Birtsmorton, Worcestershire


History and harmony

If you said the words “romantic moated manor house” a building like Birtsmorton Court might well come to mind. A structure that has evolved over seven or eight centuries, this beautiful house is made up of a mixture of timber-framed, stone, and brick wings, all different but wonderfully harmonious, set in quiet countryside, and partly shaded by trees. Birtsmorton may have been begun in 13th century, but in the 15th it was bought by one John Nanfan, who rebuilt most of it. In subsequent centuries, the house was home to various landed families (including relatives of Richard Hakluyt, the writer on exploration, and the family of William Huskisson, the statesman who was the first person to be killed by a railway train) and several of these later occupants made substantial alterations to the building, producing the delightful hotchpotch that remains today.

My photograph shows the view from the south, where there are buildings of various periods in different materials. On the right, the house is stone below, timber-framed with brick infill between the timbers above; this timber-work is a replacement of 1929–30 of earlier work that had been destroyed by fire. On the left is a contrasting brick wing built in the 18th century, with sash windows. Between these two parts is a mixture of various dates, with a pair of timber-framed bays, some stone walls, and tall brick chimneys.
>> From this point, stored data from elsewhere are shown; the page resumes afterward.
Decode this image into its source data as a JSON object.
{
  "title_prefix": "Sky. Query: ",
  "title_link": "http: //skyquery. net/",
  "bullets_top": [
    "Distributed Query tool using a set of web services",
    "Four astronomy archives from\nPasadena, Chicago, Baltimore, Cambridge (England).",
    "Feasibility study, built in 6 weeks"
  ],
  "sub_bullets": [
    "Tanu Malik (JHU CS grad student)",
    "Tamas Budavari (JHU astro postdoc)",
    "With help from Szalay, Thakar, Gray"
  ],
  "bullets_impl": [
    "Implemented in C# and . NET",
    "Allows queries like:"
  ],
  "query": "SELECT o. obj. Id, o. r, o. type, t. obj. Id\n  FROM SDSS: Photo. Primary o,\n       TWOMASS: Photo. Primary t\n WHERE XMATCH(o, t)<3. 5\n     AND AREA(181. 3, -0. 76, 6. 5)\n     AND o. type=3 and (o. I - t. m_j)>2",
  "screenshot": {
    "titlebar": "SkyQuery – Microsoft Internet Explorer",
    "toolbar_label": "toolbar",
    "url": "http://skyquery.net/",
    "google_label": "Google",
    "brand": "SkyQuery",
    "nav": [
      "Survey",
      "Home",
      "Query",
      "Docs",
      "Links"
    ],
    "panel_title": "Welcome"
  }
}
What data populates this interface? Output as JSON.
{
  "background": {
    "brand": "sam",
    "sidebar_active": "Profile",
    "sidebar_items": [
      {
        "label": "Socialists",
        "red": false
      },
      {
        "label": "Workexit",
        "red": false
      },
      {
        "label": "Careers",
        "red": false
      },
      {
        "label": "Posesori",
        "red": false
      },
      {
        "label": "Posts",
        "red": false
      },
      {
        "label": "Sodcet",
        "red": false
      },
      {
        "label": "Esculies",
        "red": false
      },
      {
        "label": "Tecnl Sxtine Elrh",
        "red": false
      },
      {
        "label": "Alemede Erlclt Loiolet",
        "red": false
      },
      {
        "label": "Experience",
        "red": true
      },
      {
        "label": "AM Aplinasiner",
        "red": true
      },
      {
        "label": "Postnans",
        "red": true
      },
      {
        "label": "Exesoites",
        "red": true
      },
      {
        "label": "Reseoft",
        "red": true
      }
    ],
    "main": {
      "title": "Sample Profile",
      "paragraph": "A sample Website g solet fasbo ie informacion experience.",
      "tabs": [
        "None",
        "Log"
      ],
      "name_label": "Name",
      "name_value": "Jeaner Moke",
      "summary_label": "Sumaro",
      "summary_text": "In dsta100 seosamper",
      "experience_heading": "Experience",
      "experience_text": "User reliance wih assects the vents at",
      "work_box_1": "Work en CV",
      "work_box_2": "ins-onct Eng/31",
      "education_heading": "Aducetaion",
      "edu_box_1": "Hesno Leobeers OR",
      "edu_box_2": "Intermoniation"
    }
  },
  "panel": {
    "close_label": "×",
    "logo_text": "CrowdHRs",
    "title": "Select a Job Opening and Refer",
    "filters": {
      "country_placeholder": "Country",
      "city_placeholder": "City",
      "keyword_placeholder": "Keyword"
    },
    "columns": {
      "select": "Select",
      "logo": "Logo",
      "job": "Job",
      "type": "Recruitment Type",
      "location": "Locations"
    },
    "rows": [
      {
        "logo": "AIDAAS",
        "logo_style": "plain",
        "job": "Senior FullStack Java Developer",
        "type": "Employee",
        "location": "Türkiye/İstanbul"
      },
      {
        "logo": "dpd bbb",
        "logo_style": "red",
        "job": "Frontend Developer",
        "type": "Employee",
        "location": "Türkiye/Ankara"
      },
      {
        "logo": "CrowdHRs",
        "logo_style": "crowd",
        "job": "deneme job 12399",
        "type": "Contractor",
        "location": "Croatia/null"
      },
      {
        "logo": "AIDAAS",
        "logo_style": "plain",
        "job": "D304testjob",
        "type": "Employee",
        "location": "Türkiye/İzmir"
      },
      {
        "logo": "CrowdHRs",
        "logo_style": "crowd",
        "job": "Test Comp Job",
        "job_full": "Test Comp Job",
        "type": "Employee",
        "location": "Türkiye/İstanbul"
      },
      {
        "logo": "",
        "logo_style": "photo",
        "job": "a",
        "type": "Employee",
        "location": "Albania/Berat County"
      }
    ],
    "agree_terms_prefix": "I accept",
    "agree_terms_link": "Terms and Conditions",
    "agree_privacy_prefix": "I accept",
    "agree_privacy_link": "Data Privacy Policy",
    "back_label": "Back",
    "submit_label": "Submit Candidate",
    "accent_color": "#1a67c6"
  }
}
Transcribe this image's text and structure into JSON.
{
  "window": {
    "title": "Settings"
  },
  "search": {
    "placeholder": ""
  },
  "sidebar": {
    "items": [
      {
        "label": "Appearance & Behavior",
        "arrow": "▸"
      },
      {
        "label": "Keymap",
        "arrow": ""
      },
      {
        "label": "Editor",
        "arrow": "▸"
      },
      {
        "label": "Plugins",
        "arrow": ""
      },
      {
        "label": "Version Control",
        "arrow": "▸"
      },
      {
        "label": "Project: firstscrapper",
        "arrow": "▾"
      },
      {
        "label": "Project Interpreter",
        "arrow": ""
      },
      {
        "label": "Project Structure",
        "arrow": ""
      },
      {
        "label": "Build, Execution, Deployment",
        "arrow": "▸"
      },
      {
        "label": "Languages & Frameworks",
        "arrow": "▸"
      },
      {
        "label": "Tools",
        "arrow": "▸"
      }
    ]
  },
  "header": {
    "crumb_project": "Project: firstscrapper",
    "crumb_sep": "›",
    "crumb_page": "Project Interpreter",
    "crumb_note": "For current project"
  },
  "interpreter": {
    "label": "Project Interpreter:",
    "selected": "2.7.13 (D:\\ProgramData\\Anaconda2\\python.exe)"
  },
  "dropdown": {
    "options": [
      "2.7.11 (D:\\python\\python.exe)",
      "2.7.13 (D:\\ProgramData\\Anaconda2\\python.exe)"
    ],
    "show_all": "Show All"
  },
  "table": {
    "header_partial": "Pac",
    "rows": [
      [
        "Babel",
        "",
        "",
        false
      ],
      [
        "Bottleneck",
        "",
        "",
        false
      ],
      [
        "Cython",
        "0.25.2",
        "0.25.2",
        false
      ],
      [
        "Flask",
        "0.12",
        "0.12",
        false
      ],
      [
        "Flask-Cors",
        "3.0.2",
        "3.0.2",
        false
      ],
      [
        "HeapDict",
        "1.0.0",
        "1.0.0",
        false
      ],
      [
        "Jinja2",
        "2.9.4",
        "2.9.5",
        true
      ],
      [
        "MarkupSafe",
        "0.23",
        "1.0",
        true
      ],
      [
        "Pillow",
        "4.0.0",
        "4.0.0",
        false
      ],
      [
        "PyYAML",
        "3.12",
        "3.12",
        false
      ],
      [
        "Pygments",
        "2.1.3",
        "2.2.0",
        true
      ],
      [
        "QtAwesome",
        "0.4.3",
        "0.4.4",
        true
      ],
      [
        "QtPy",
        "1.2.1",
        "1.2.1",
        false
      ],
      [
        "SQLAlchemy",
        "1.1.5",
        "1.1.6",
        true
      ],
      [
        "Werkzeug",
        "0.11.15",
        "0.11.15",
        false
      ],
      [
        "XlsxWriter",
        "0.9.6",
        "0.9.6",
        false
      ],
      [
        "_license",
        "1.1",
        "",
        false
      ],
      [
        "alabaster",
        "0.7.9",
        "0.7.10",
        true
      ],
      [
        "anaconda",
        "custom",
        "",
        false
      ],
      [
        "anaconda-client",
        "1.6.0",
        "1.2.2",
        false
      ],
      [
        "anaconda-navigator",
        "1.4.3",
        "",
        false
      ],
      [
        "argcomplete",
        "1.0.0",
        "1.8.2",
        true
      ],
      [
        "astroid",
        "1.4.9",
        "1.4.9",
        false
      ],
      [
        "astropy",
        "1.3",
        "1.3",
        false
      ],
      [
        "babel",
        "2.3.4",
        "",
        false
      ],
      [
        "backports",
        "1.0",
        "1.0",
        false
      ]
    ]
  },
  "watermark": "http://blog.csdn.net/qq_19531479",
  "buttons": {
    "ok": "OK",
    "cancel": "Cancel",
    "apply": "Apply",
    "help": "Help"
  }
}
It would take a long time to unpick the complex architectural history that produced this rich and diverse collection of walls, gables, roofs, and chimneys. Even for someone with expertise in the archaeology of buildings it would be a challenge, and one would need to have the run of the place for some considerable time. As Birtsmorton is still a private house, archaeologists are not likely to be unpicking it any time soon. Even if its detailed history is hard to decipher, though, its visual harmony is intact, and a thing to marvel at.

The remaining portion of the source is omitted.